现在他们只剩下了五个人,王贺和他夫人关在那人隔壁,程无恤关在对面一个隔间,管家和一个随从被关在程无恤边上一间。
程无恤在牢里大叫:"来人啊,来人啊!给我解开绳子!"
外面一牢头进来喝道:"嚷嚷什么,有能耐自己想办法解开。别自找不痛快!"说完就出去了。程无恤忙转过身叫管家隔着铁栅栏给背对他解绳子,管家却是笨拙地无法解开。程无恤只好转身让自己给他先解。
这厢王贺和他夫人也背对着解,可是两人也是解不开。王贺没办法,只好想求助那个人。他转身看了看那人,只见那人瘦弱的身材,面朝墙壁弓身侧躺,头枕着手臂,一语不发,仿佛外面世界与他毫无干系。
"这位先生,麻烦帮个忙。"王贺朝他叫道:"先生,先生,劳驾!"
那人转过身,坐了起来说道:"叫我吗?"
王贺终于看清楚,原来是个十七八岁的少年,忙说道:"原来是个小兄弟,来来,小兄弟,帮我解开下。"说完背过身。
"好吧!"那少年过来帮他解了好一会儿,才解开,此时程无恤那边也都解开了绳子。
王贺问道:"小兄弟怎么称呼?"
"田叔青。敢问先生尊姓大名?"那少年看王贺气度不凡,恭敬道。
"老夫王贺,这是我夫人,刚致仕归乡,途经山下,被劫掠上山。小兄弟何由在此?"王贺道。
"我要去齐国讨生活,几天前路经此地,也被劫掠上山,他们见我没啥油水,想拉我入伙。我不从,故被关于此处。"田叔青道。
"大人,你看,这些匪徒只会欺压良善,当初对那些人就不该手软。"程无恤道。
"不说了,不说了。"王贺道。
众人在牢里聊了一阵,田叔青初感陌生,话语并不多,再加气氛沉闷压抑,一会儿众人就各自歇息。到得晚间,外头喽啰送饭菜给牢头,牢头在那骂娘,喽啰赔笑了一会儿。不久喽啰给众人送来饭出去,众人吃过,自是一宿无话。
第二天,确切地说,是当他们醒来后过了很久,因为在山洞里根本没有阳光,他们也不知道在牢里关了多久,只知道肚子饿了,他们开始叫唤牢头,但是根本没人答应。

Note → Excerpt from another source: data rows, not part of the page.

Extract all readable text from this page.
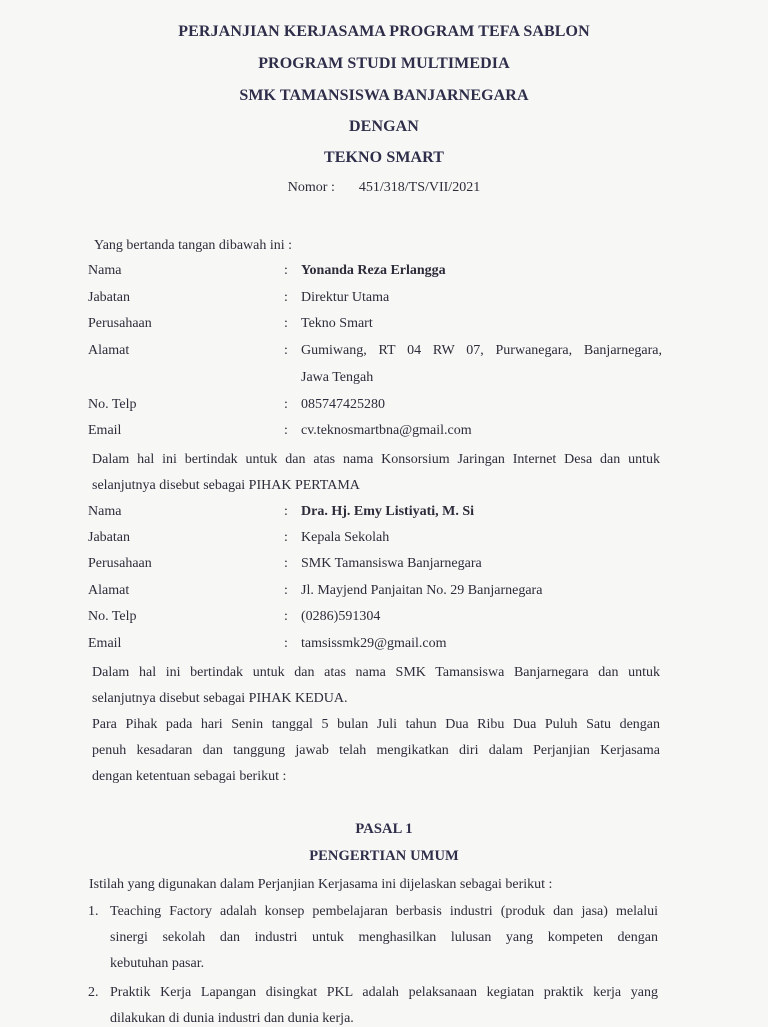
PERJANJIAN KERJASAMA PROGRAM TEFA SABLON
PROGRAM STUDI MULTIMEDIA
SMK TAMANSISWA BANJARNEGARA
DENGAN
TEKNO SMART
Nomor : 451/318/TS/VII/2021
Yang bertanda tangan dibawah ini :
Nama	: Yonanda Reza Erlangga
Jabatan	: Direktur Utama
Perusahaan	: Tekno Smart
Alamat	: Gumiwang, RT 04 RW 07, Purwanegara, Banjarnegara,
Jawa Tengah
No. Telp	: 085747425280
Email	: cv.teknosmartbna@gmail.com
Dalam hal ini bertindak untuk dan atas nama Konsorsium Jaringan Internet Desa dan untuk
selanjutnya disebut sebagai PIHAK PERTAMA
Nama	: Dra. Hj. Emy Listiyati, M. Si
Jabatan	: Kepala Sekolah
Perusahaan	: SMK Tamansiswa Banjarnegara
Alamat	: Jl. Mayjend Panjaitan No. 29 Banjarnegara
No. Telp	: (0286)591304
Email	: tamsissmk29@gmail.com
Dalam hal ini bertindak untuk dan atas nama SMK Tamansiswa Banjarnegara dan untuk
selanjutnya disebut sebagai PIHAK KEDUA.
Para Pihak pada hari Senin tanggal 5 bulan Juli tahun Dua Ribu Dua Puluh Satu dengan
penuh kesadaran dan tanggung jawab telah mengikatkan diri dalam Perjanjian Kerjasama
dengan ketentuan sebagai berikut :
PASAL 1
PENGERTIAN UMUM
Istilah yang digunakan dalam Perjanjian Kerjasama ini dijelaskan sebagai berikut :
1. Teaching Factory adalah konsep pembelajaran berbasis industri (produk dan jasa) melalui
sinergi sekolah dan industri untuk menghasilkan lulusan yang kompeten dengan
kebutuhan pasar.
2. Praktik Kerja Lapangan disingkat PKL adalah pelaksanaan kegiatan praktik kerja yang
dilakukan di dunia industri dan dunia kerja.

王贺问田叔青之前有没有这样的情况,田叔青摇摇头说道,前几天他们都是一日三餐的送,并没有这样的情况发生。
他们又在牢里叫唤了好久,声音闹得特别大,还是没有一个人进来。他们想是不是山匪全都下山劫掠了,但是又觉得不可能,总该有人留守山寨。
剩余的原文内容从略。